Being Single, Part 2: Not a Waiting Room

[Adapted from this past Sunday’s message at The District Church, “Being Single.”]

Have you ever been told any of the following?

  • “Singleness is a time God gives you to focus on him.”
  • “If you are in the right place with God, it will happen.”
  • “You’ll meet the one when you give it up to God.”

These are things that people say—and I’ve certainly been on the receiving end—because they want to make you feel better, to encourage you that there’s a purpose for what you’re experiencing or something bigger going on, and it’s true that there probably is a purpose and there is something bigger going on.

But:

  • Isn’t everyone supposed to focus on God, not just singles?
  • Doesn’t everyone—single or married—have things that God is teaching them, things that they need to work on, sinful habits and addictions that God wants to break?
  • Do married people or people who are dating get a pass because they’ve met someone special?
  • Is a relationship some kind of reward for achieving a higher level of consciousness, like you’ve jumped through all the hoops and now you get the prize at the end?
  • Is God someone to be negotiated with, a slot-machine God who just wants you to at least want to give up idolizing or idealizing relationships, and then he’ll give you “the desires of your heart”?

Let me be clear about this, contrary to the narrative of Hollywood romantic comedies and a lot of shows we see on TV and even to the narrative of church culture:

Marriage, or even a romantic partner, is not the ultimate goal of life.

That is not the only thing you were created for; that is not where your story ends.

  • When Jesus is asked, “What must I do to inherit eternal life?”, his response is not, “Get married,” but rather: “Love the Lord your God with everything you’ve got and everything you are, and love your neighbor as yourself.”
  • When the prophet Micah says to the people of Israel (6:8), “God has told you what is good and what he requires of you,” it isn’t, “Find fulfillment in a man—or a woman,” but rather: “Do justice, love kindness, and walk humbly with your God.”

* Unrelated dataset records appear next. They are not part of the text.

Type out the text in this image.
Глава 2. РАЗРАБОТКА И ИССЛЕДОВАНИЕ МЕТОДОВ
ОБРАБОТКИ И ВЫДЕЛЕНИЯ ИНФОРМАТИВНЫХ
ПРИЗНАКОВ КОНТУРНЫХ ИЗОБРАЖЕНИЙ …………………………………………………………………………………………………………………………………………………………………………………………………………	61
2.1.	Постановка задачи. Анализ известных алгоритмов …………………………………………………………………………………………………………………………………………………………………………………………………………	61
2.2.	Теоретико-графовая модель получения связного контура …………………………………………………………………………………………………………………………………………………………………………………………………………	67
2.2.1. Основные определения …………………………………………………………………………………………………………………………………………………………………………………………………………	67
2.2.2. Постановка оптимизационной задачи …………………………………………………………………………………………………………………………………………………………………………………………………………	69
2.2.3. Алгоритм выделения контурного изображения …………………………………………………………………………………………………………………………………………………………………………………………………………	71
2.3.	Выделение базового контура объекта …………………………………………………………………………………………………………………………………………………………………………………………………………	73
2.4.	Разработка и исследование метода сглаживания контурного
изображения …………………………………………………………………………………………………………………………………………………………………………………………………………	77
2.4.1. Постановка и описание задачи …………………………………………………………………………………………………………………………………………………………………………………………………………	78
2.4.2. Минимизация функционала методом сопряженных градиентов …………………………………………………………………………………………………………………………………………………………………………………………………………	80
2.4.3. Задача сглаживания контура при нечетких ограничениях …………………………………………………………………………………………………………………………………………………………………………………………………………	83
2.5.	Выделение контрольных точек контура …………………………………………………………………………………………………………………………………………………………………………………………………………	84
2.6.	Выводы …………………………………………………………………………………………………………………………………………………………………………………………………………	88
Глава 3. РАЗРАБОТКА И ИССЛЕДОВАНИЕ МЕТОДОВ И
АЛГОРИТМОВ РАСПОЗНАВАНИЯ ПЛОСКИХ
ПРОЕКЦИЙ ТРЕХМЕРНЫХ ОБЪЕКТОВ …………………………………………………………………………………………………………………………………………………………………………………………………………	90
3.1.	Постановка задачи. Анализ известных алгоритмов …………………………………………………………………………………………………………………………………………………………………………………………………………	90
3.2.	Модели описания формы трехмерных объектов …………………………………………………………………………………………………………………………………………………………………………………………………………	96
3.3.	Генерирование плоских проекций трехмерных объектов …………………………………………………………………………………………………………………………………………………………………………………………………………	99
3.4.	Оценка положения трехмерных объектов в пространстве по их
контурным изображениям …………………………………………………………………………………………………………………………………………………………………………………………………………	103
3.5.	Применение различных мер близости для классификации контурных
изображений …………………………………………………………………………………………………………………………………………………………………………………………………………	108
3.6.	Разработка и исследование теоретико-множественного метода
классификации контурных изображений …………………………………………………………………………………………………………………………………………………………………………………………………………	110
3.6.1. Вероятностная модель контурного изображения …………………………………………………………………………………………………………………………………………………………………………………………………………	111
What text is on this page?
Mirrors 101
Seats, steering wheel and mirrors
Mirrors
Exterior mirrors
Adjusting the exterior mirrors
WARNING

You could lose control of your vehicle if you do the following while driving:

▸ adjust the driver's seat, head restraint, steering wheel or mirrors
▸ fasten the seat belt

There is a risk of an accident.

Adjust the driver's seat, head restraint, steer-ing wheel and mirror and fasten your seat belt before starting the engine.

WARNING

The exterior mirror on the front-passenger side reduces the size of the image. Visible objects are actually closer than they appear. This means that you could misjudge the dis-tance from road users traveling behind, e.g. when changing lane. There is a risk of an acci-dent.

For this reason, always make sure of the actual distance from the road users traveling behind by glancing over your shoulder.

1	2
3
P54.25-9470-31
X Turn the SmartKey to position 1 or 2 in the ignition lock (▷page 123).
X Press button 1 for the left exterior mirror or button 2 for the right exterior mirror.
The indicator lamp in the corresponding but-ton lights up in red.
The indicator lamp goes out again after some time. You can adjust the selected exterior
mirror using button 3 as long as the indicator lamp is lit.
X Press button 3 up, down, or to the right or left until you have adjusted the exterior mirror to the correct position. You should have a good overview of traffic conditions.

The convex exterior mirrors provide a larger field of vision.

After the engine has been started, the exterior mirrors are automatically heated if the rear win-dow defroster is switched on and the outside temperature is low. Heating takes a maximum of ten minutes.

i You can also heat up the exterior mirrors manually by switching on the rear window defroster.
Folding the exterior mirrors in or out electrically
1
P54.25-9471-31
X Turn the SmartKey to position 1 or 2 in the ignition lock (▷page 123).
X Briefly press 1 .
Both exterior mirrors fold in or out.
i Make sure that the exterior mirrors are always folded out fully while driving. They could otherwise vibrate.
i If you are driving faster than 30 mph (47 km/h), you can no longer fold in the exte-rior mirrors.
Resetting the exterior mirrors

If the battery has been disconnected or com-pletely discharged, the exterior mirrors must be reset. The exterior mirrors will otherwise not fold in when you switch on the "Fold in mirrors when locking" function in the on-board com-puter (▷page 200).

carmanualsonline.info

Singleness is not a waiting room for the ultimate destination of marriage. The ultimate destination is a new heaven and a new earth, it’s fully transformed hearts and lives and bodies, it’s when God’s rule and God’s kingdom are fully realized on earth as it is in heaven. The waiting room is this present age, where we groan with all creation for our restoration to be complete. And the journey is one of becoming more like Jesus, learning to live and love more like Jesus, inviting others into this life-giving relationship that we’ve found with Jesus, while we wait–and we do wait!–for him to come back.

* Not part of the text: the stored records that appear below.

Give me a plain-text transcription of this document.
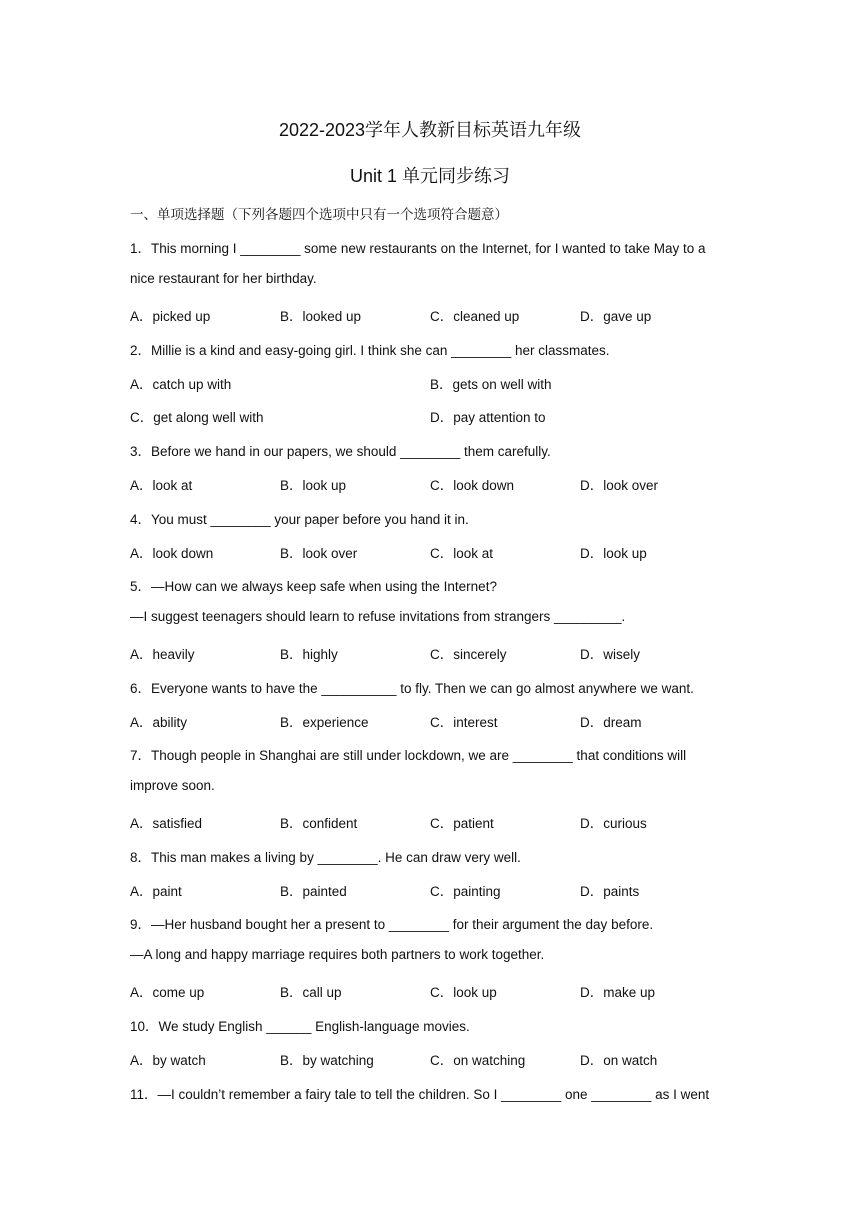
2022-2023学年人教新目标英语九年级
Unit 1 单元同步练习
一、单项选择题（下列各题四个选项中只有一个选项符合题意）
1．This morning I ________ some new restaurants on the Internet, for I wanted to take May to a
nice restaurant for her birthday.
A．picked up	B．looked up	C．cleaned up	D．gave up
2．Millie is a kind and easy-going girl. I think she can ________ her classmates.
A．catch up with	B．gets on well with
C．get along well with	D．pay attention to
3．Before we hand in our papers, we should ________ them carefully.
A．look at	B．look up	C．look down	D．look over
4．You must ________ your paper before you hand it in.
A．look down	B．look over	C．look at	D．look up
5．—How can we always keep safe when using the Internet?
—I suggest teenagers should learn to refuse invitations from strangers _________.
A．heavily	B．highly	C．sincerely	D．wisely
6．Everyone wants to have the __________ to fly. Then we can go almost anywhere we want.
A．ability	B．experience	C．interest	D．dream
7．Though people in Shanghai are still under lockdown, we are ________ that conditions will
improve soon.
A．satisfied	B．confident	C．patient	D．curious
8．This man makes a living by ________. He can draw very well.
A．paint	B．painted	C．painting	D．paints
9．—Her husband bought her a present to ________ for their argument the day before.
—A long and happy marriage requires both partners to work together.
A．come up	B．call up	C．look up	D．make up
10．We study English ______ English-language movies.
A．by watch	B．by watching	C．on watching	D．on watch
11．—I couldn’t remember a fairy tale to tell the children. So I ________ one ________ as I went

Singleness is not a waiting room, and on a purely practical level, let me say this: the issues that you face as a single person are not magically going to go away if and when you meet what my mom likes to refer to as “a special friend,” if you like it and you do put a ring on it.

  • If you’re insecure as a single person and think that getting married will solve that problem, you’re simply projecting onto your future partner the requirement that they feed your insecurity and bolster your sense of self-worth, and that’s not the foundation of a healthy relationship.
  • If you’re all about yourself now and think that you’ll change when you meet the right person, God have mercy on your spouse.

Singleness is not a waiting room; let God work on you right now.